On a décrit plus haut le parcours de John Slocum et ses multiples liens avec le Département d’Etat (State Department)et l’Agence d’Information des Etats-Unis (United States Information Agency, U.S.I.A.) ainsi qu’avec la Commission sur le Bicentenaire de la Révolution Américaine. Diplomate provisoirement détaché de son ministère de tutelle pour être assistant spécial à la Smithsonian Institution pour le Bicentenaire, Slocum a auparavant travaillé à l’organisation de grandes manifestations impliquant la représentation de la nation, en 1958 pour l’Exposition Universelle et Internationale de Bruxelles et en 1967 pour celle de Montréal. L’habitus nationaliste propre au corps des diplomates, l’expérience d’organisateur de Slocum et sa bonne connaissance des réseaux fédéraux en font l’assistant idéal pour Ripley.

Le parcours de Susan Hamilton est également remarquable. A une époque où les femmes ne sont pas légion au sommet de l’échelle administrative, Susan Hamilton est chargée de la coordination des activités de la Smithsonian Institution pour le Bicentenaire au début des années 1970, après avoir fait preuve de ses qualités d’administratrice à la tête d’un projet de fidélisation intitulé « les amis de la Smithsonian Institution » (the Smithsonian Associates Program) et dans l’équipe de direction du Festival des Arts Populaires Américains. Après 1976 elle quitte son poste de coordinatrice du Bicentenaire pour celui d’adjointe de Charles Blitzer, le sous-secrétaire à l’art et à l’histoire et devient ainsi la femme la plus haut placée dans la hiérarchie administrative de la Smithsonian Institution 493.

Au cours de la préparation du Bicentenaire, Slocum et Hamilton peuvent être considérés comme des professionnels de la commémoration non seulement parce qu’ils sont uniquement préposés à sa préparation, mais aussi parce qu’ils sont recrutés pour leurs compétences techniques d’organisateurs et non pour des compétences sur le sujet de la commémoration. Ils sont en cela différents des spécialistes de l’histoire nationale comme Keith Melder ou Daniel Boorstin, qui contribuent à la préparation du Bicentenaire à ce titre, mais qui jouent par ailleurs un autre rôle à la Smithsonian Institution.

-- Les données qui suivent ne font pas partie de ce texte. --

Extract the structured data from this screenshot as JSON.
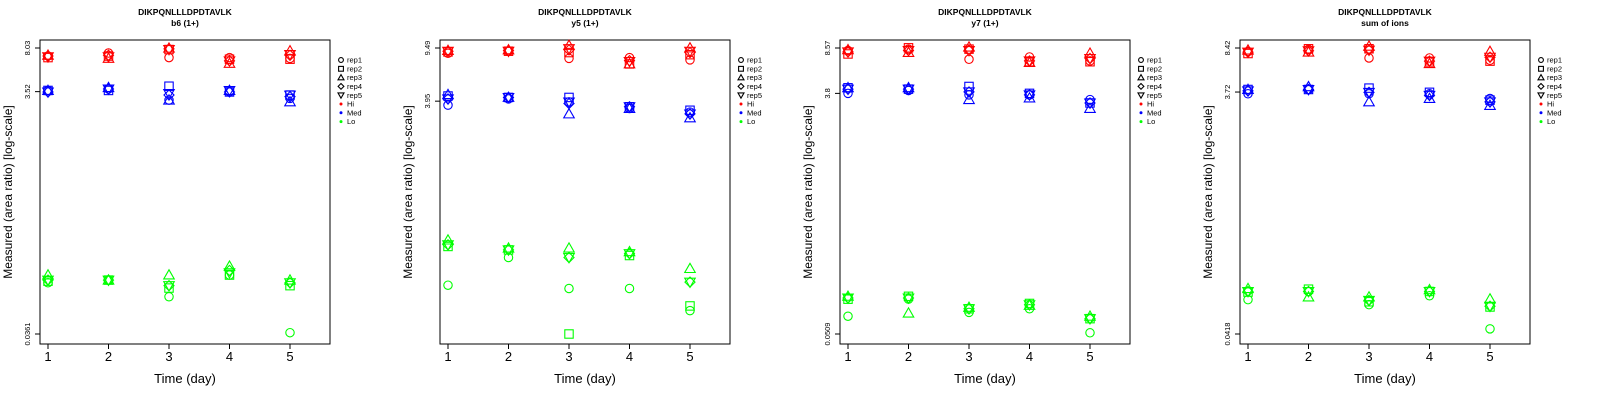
{
  "chart_data": [
    {
      "type": "scatter",
      "title": "DIKPQNLLLDPDTAVLK",
      "subtitle": "b6 (1+)",
      "xlabel": "Time (day)",
      "ylabel": "Measured (area ratio) [log-scale]",
      "scale": "log",
      "x_ticks": [
        "1",
        "2",
        "3",
        "4",
        "5"
      ],
      "y_ticks": [
        "8.03",
        "3.52",
        "0.0361"
      ],
      "ylim": [
        0.0361,
        8.03
      ],
      "series": [
        {
          "group": "Hi",
          "rep": "rep1",
          "values": [
            6.9,
            7.3,
            6.7,
            6.7,
            6.6
          ]
        },
        {
          "group": "Hi",
          "rep": "rep2",
          "values": [
            6.7,
            6.9,
            7.8,
            6.5,
            6.5
          ]
        },
        {
          "group": "Hi",
          "rep": "rep3",
          "values": [
            7.0,
            6.6,
            8.0,
            6.0,
            7.6
          ]
        },
        {
          "group": "Hi",
          "rep": "rep4",
          "values": [
            6.9,
            7.0,
            7.9,
            6.3,
            7.0
          ]
        },
        {
          "group": "Hi",
          "rep": "rep5",
          "values": [
            6.8,
            6.8,
            7.8,
            6.3,
            7.1
          ]
        },
        {
          "group": "Med",
          "rep": "rep1",
          "values": [
            3.6,
            3.7,
            3.0,
            3.5,
            3.1
          ]
        },
        {
          "group": "Med",
          "rep": "rep2",
          "values": [
            3.6,
            3.6,
            3.9,
            3.5,
            3.3
          ]
        },
        {
          "group": "Med",
          "rep": "rep3",
          "values": [
            3.6,
            3.8,
            3.0,
            3.6,
            2.9
          ]
        },
        {
          "group": "Med",
          "rep": "rep4",
          "values": [
            3.5,
            3.7,
            3.3,
            3.5,
            3.2
          ]
        },
        {
          "group": "Med",
          "rep": "rep5",
          "values": [
            3.5,
            3.7,
            3.4,
            3.6,
            3.3
          ]
        },
        {
          "group": "Lo",
          "rep": "rep1",
          "values": [
            0.095,
            0.1,
            0.073,
            0.11,
            0.037
          ]
        },
        {
          "group": "Lo",
          "rep": "rep2",
          "values": [
            0.098,
            0.1,
            0.086,
            0.11,
            0.09
          ]
        },
        {
          "group": "Lo",
          "rep": "rep3",
          "values": [
            0.11,
            0.1,
            0.11,
            0.13,
            0.1
          ]
        },
        {
          "group": "Lo",
          "rep": "rep4",
          "values": [
            0.1,
            0.1,
            0.09,
            0.12,
            0.095
          ]
        },
        {
          "group": "Lo",
          "rep": "rep5",
          "values": [
            0.1,
            0.1,
            0.09,
            0.115,
            0.095
          ]
        }
      ]
    },
    {
      "type": "scatter",
      "title": "DIKPQNLLLDPDTAVLK",
      "subtitle": "y5 (1+)",
      "xlabel": "Time (day)",
      "ylabel": "Measured (area ratio) [log-scale]",
      "scale": "log",
      "x_ticks": [
        "1",
        "2",
        "3",
        "4",
        "5"
      ],
      "y_ticks": [
        "9.49",
        "3.95"
      ],
      "ylim": [
        0.085,
        9.49
      ],
      "series": [
        {
          "group": "Hi",
          "rep": "rep1",
          "values": [
            8.7,
            9.0,
            8.0,
            8.1,
            7.8
          ]
        },
        {
          "group": "Hi",
          "rep": "rep2",
          "values": [
            8.9,
            9.0,
            8.8,
            7.3,
            8.5
          ]
        },
        {
          "group": "Hi",
          "rep": "rep3",
          "values": [
            9.1,
            9.2,
            9.9,
            7.3,
            9.5
          ]
        },
        {
          "group": "Hi",
          "rep": "rep4",
          "values": [
            9.0,
            9.1,
            9.2,
            7.7,
            8.8
          ]
        },
        {
          "group": "Hi",
          "rep": "rep5",
          "values": [
            9.0,
            9.0,
            9.4,
            7.6,
            9.0
          ]
        },
        {
          "group": "Med",
          "rep": "rep1",
          "values": [
            3.7,
            4.1,
            3.9,
            3.5,
            3.3
          ]
        },
        {
          "group": "Med",
          "rep": "rep2",
          "values": [
            4.3,
            4.2,
            4.2,
            3.6,
            3.4
          ]
        },
        {
          "group": "Med",
          "rep": "rep3",
          "values": [
            4.4,
            4.2,
            3.2,
            3.5,
            3.0
          ]
        },
        {
          "group": "Med",
          "rep": "rep4",
          "values": [
            4.1,
            4.2,
            3.8,
            3.6,
            3.2
          ]
        },
        {
          "group": "Med",
          "rep": "rep5",
          "values": [
            4.1,
            4.2,
            3.9,
            3.6,
            3.2
          ]
        },
        {
          "group": "Lo",
          "rep": "rep1",
          "values": [
            0.19,
            0.3,
            0.18,
            0.18,
            0.125
          ]
        },
        {
          "group": "Lo",
          "rep": "rep2",
          "values": [
            0.36,
            0.34,
            0.085,
            0.31,
            0.135
          ]
        },
        {
          "group": "Lo",
          "rep": "rep3",
          "values": [
            0.4,
            0.35,
            0.35,
            0.33,
            0.25
          ]
        },
        {
          "group": "Lo",
          "rep": "rep4",
          "values": [
            0.37,
            0.34,
            0.3,
            0.32,
            0.2
          ]
        },
        {
          "group": "Lo",
          "rep": "rep5",
          "values": [
            0.37,
            0.34,
            0.3,
            0.32,
            0.2
          ]
        }
      ]
    },
    {
      "type": "scatter",
      "title": "DIKPQNLLLDPDTAVLK",
      "subtitle": "y7 (1+)",
      "xlabel": "Time (day)",
      "ylabel": "Measured (area ratio) [log-scale]",
      "scale": "log",
      "x_ticks": [
        "1",
        "2",
        "3",
        "4",
        "5"
      ],
      "y_ticks": [
        "8.57",
        "3.8",
        "0.0509"
      ],
      "ylim": [
        0.0509,
        8.57
      ],
      "series": [
        {
          "group": "Hi",
          "rep": "rep1",
          "values": [
            8.2,
            8.4,
            7.0,
            7.3,
            6.8
          ]
        },
        {
          "group": "Hi",
          "rep": "rep2",
          "values": [
            7.7,
            8.6,
            8.4,
            6.7,
            6.7
          ]
        },
        {
          "group": "Hi",
          "rep": "rep3",
          "values": [
            8.3,
            7.9,
            8.7,
            6.6,
            7.8
          ]
        },
        {
          "group": "Hi",
          "rep": "rep4",
          "values": [
            8.0,
            8.2,
            8.2,
            6.8,
            7.1
          ]
        },
        {
          "group": "Hi",
          "rep": "rep5",
          "values": [
            8.0,
            8.2,
            8.2,
            6.8,
            7.1
          ]
        },
        {
          "group": "Med",
          "rep": "rep1",
          "values": [
            3.8,
            4.0,
            3.7,
            3.7,
            3.4
          ]
        },
        {
          "group": "Med",
          "rep": "rep2",
          "values": [
            4.2,
            4.1,
            4.3,
            3.8,
            3.2
          ]
        },
        {
          "group": "Med",
          "rep": "rep3",
          "values": [
            4.2,
            4.2,
            3.4,
            3.5,
            2.9
          ]
        },
        {
          "group": "Med",
          "rep": "rep4",
          "values": [
            4.1,
            4.1,
            3.9,
            3.7,
            3.2
          ]
        },
        {
          "group": "Med",
          "rep": "rep5",
          "values": [
            4.1,
            4.1,
            3.9,
            3.7,
            3.2
          ]
        },
        {
          "group": "Lo",
          "rep": "rep1",
          "values": [
            0.07,
            0.095,
            0.075,
            0.08,
            0.052
          ]
        },
        {
          "group": "Lo",
          "rep": "rep2",
          "values": [
            0.095,
            0.1,
            0.08,
            0.088,
            0.067
          ]
        },
        {
          "group": "Lo",
          "rep": "rep3",
          "values": [
            0.1,
            0.074,
            0.082,
            0.085,
            0.07
          ]
        },
        {
          "group": "Lo",
          "rep": "rep4",
          "values": [
            0.097,
            0.097,
            0.08,
            0.086,
            0.067
          ]
        },
        {
          "group": "Lo",
          "rep": "rep5",
          "values": [
            0.097,
            0.097,
            0.08,
            0.086,
            0.067
          ]
        }
      ]
    },
    {
      "type": "scatter",
      "title": "DIKPQNLLLDPDTAVLK",
      "subtitle": "sum of ions",
      "xlabel": "Time (day)",
      "ylabel": "Measured (area ratio) [log-scale]",
      "scale": "log",
      "x_ticks": [
        "1",
        "2",
        "3",
        "4",
        "5"
      ],
      "y_ticks": [
        "8.42",
        "3.72",
        "0.0418"
      ],
      "ylim": [
        0.0418,
        8.42
      ],
      "series": [
        {
          "group": "Hi",
          "rep": "rep1",
          "values": [
            7.9,
            8.2,
            7.0,
            7.0,
            6.7
          ]
        },
        {
          "group": "Hi",
          "rep": "rep2",
          "values": [
            7.6,
            8.3,
            8.3,
            6.5,
            6.6
          ]
        },
        {
          "group": "Hi",
          "rep": "rep3",
          "values": [
            8.1,
            7.8,
            8.7,
            6.3,
            7.9
          ]
        },
        {
          "group": "Hi",
          "rep": "rep4",
          "values": [
            7.8,
            8.0,
            8.1,
            6.6,
            7.1
          ]
        },
        {
          "group": "Hi",
          "rep": "rep5",
          "values": [
            7.8,
            8.0,
            8.1,
            6.6,
            7.1
          ]
        },
        {
          "group": "Med",
          "rep": "rep1",
          "values": [
            3.6,
            3.9,
            3.6,
            3.6,
            3.3
          ]
        },
        {
          "group": "Med",
          "rep": "rep2",
          "values": [
            3.9,
            3.9,
            4.0,
            3.7,
            3.2
          ]
        },
        {
          "group": "Med",
          "rep": "rep3",
          "values": [
            3.9,
            4.1,
            3.1,
            3.3,
            2.9
          ]
        },
        {
          "group": "Med",
          "rep": "rep4",
          "values": [
            3.8,
            3.9,
            3.7,
            3.5,
            3.1
          ]
        },
        {
          "group": "Med",
          "rep": "rep5",
          "values": [
            3.8,
            3.9,
            3.7,
            3.5,
            3.1
          ]
        },
        {
          "group": "Lo",
          "rep": "rep1",
          "values": [
            0.079,
            0.092,
            0.072,
            0.085,
            0.046
          ]
        },
        {
          "group": "Lo",
          "rep": "rep2",
          "values": [
            0.091,
            0.096,
            0.076,
            0.092,
            0.069
          ]
        },
        {
          "group": "Lo",
          "rep": "rep3",
          "values": [
            0.097,
            0.083,
            0.083,
            0.095,
            0.08
          ]
        },
        {
          "group": "Lo",
          "rep": "rep4",
          "values": [
            0.092,
            0.092,
            0.078,
            0.092,
            0.07
          ]
        },
        {
          "group": "Lo",
          "rep": "rep5",
          "values": [
            0.092,
            0.092,
            0.078,
            0.092,
            0.07
          ]
        }
      ]
    }
  ],
  "legend": {
    "placement": "right",
    "reps": [
      {
        "label": "rep1",
        "shape": "circle"
      },
      {
        "label": "rep2",
        "shape": "square"
      },
      {
        "label": "rep3",
        "shape": "triangle-up"
      },
      {
        "label": "rep4",
        "shape": "diamond"
      },
      {
        "label": "rep5",
        "shape": "triangle-down"
      }
    ],
    "groups": [
      {
        "label": "Hi",
        "color": "#ff0000"
      },
      {
        "label": "Med",
        "color": "#0000ff"
      },
      {
        "label": "Lo",
        "color": "#00ff00"
      }
    ]
  }
}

Le besoin de coordination au niveau fédéral, au niveau de la Smithsonian Institution et au niveau du Museum of History and Technology nous permet d’avancer une hypothèse sur les pratiques commémoratives. Si l’on écarte les festivités dont la seule raison d’être est la célébration du Bicentenaire, les actions indirectement liées au Bicentenaire – telles que l’ouverture d’un musée, de stations de métro et de structures d’accueil pour les touristes – semblent acquérir un supplément d’existence et une nature commémorative par l’intermédiaire de ces coordinateurs. Les pratiques commémoratives tiendraient alors en grande partie leur existence d’une catégorie d’acteurs dont la fonction serait spécifiquement consacrée à l’organisation du Bicentenaire. La structure des archives donne corps à cette hypothèse : on trouve trace dans la correspondance de la Commission sur le Bicentenaire de la Révolution Américaine et de l’Administration du Bicentenaire de la Révolution Américaine d’un ensemble de projets hétérogènes que la visée commémorative réunit. De la même manière, on constate à la lecture des archives du Bicentenaire à la Smithsonian Institution que les bureaux de Slocum et de Hamilton ont centralisé les informations sur une bonne partie de l’activité foisonnante de la S.I. parce que le dénominateur commun de ces activités diverses était la commémoration494.

Notes
493.

« Tribute to Susan Hamilton for 25 years of service to the Smithsonian Institution », 5 octobre 1994, Thomas (Library of Congress), Sénat S14139.

494.

S.I.A., record unit 337, Assistant Secretary for History and Art, American Revolution Bicentennial Records, 1968-1977.